SAAP-148 eradicated Staphylococcus aureus and Acinetobacter baumannii—two leading causes of hospital-acquired infections that often defy available treatments—on both biofilm-covered human skin samples in a dish and infected wounds on the backs of mice.

It also managed to knock out persister cells in a bacterial biofilm that had already been treated with the antibiotic rifampicin, often used to fight persistent infections at the site of prostheses. This is the first published demonstration of the killing of such persisters, notes Bob Hancock, a microbiologist at the University of British Columbia in Vancouver, Canada, whose team is also developing antimicrobial peptides.

The drug also appears to overcome what Hancock calls “one of the big bedevilments” of antibiotic candidates: The environment of the human body inhibits the activity of many such molecules because they stick to proteins and lipids in the blood. SAAP-148 looks to be one of the few known peptides that kills bacteria efficiently without also binding to these circulating obstacles in serum, he notes.

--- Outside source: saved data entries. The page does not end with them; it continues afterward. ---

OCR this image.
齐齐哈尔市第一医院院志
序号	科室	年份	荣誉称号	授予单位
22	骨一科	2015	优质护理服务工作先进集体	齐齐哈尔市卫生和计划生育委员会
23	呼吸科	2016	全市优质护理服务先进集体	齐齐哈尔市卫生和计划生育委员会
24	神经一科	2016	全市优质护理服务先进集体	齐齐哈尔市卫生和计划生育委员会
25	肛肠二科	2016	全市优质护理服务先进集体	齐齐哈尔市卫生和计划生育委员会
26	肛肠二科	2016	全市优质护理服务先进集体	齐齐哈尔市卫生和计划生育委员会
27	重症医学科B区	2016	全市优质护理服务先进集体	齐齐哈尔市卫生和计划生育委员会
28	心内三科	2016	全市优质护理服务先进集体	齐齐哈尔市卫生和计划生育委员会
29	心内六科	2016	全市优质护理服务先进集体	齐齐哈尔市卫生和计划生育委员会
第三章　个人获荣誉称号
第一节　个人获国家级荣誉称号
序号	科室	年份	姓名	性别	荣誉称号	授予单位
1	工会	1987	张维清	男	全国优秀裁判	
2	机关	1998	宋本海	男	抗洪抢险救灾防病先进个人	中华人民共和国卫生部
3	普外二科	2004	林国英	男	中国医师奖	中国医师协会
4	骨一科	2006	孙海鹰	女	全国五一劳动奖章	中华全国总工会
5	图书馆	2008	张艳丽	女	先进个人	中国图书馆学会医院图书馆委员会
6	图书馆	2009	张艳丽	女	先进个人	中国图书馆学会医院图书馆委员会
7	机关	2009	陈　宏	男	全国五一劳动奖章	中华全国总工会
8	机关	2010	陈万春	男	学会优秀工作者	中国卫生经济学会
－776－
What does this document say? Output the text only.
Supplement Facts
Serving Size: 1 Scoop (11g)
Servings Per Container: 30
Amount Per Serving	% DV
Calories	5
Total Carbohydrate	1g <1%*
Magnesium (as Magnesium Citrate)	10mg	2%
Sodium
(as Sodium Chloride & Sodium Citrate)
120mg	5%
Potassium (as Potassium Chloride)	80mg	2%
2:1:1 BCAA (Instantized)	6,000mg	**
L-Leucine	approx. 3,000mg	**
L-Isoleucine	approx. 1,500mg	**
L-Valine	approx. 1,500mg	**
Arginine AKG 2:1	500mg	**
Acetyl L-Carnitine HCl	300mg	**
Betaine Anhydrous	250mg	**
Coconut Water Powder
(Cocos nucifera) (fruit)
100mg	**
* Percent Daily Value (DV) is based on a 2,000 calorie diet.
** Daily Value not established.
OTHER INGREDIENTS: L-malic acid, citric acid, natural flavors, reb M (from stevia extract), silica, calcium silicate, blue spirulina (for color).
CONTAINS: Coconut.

Nibbering and colleagues also report that S. aureus didn’t manage to develop resistance to SAAP-148 after repeated exposures. That’s surprising, says Tim Tolker-Nielsen, a microbiologist at the University of Copenhagen’s biofilm research center, though he notes that resistance could still develop under different conditions.

For now, Nibbering’s team—and a university spinoff company called Madam Therapeutics—are pursuing SAAP-148 to treat topical infections, such as skin wounds, bladder infections, or infections at the site of prostheses. To administer the drug systemically, they’re working to design an injectable formulation that protects the peptide from breaking down in the body, makes it more selective, and directs it to the site of infection. Nibbering plans to test SAAP-148 in clinical trials soon—first to disinfect lesions from the inflammatory skin disease atopic dermatitis, then to treat the infected wounds of burn patients—once an ethical review board gives its approval.